Conforme o comunicado da Presidência francesa, o militar “pagou com a vida o compromisso da França a serviço da paz e da estabilidade”. Os dois franceses foram atacados no momento em que patrulhavam, em companhia de uma seção do Exército afegão, o vale de Alasay, ao nordeste de Cabul.

O presidente francês, Nicolas Sarkozy, enviou condolências à família e colegas das vítimas e reafirmou o apoio ao povo afegão e condenar com firmeza a violência que castiga esse país.

Mais cedo, a Otan (Organização do Tratado do Atlântico Norte) já havia confirmado a morte de mais três militares americanos, sem dar detalhes sobre as circunstâncias. O número total de americanos mortos no Afeganistão apenas neste ano já chegou a dez, segundo contagem feita pela agência de notícias Associated Press.

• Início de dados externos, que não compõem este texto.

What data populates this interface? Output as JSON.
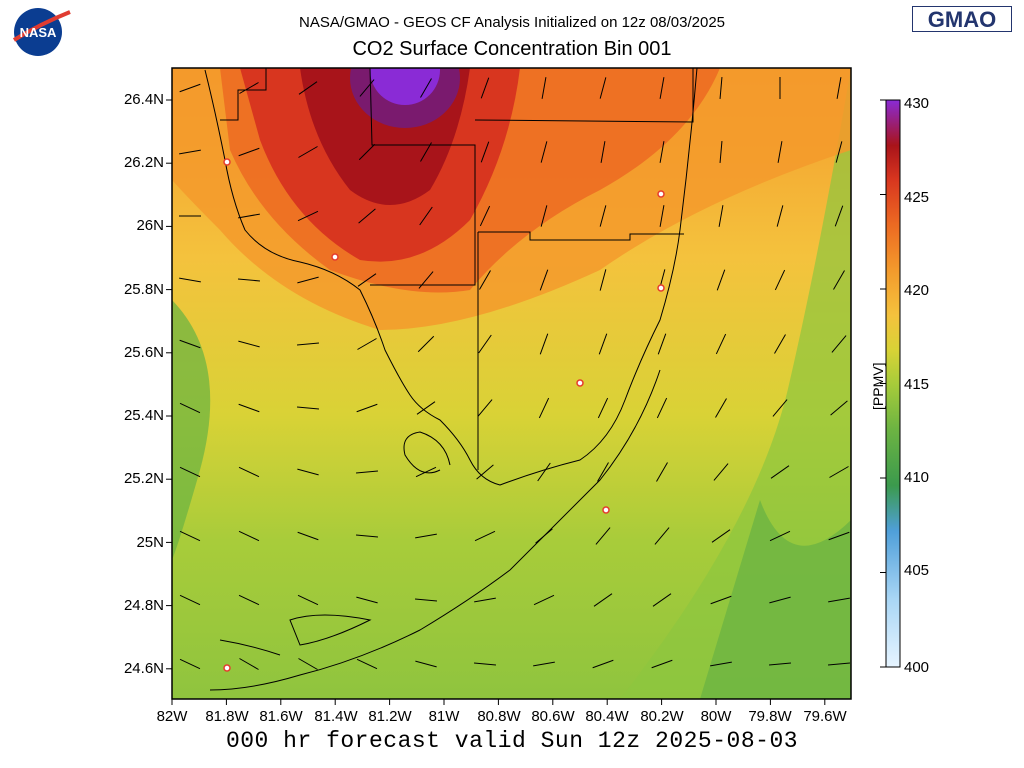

O ano passado foi o mais violento para as tropas ocidentais no Afeganistão. Tanto os Estados Unidos quanto o Reino Unido perderam mais que o dobro de soldados dos anos anteriores, a vasta maioria morta em explosões de bombas na beira da estrada. As forças da Otan enfrentaram 7.200 bombas deste tipo ou explosivos improvisados em 2009, comparado a 81 em 2001.

O presidente americano, Barack Obama, determinou o envio de 30 mil homens adicionais para o Afeganistão como esforço para reverter o cenário, ainda neste primeiro semestre. Outros países da Otan devem enviar cerca de 7.000 soldados.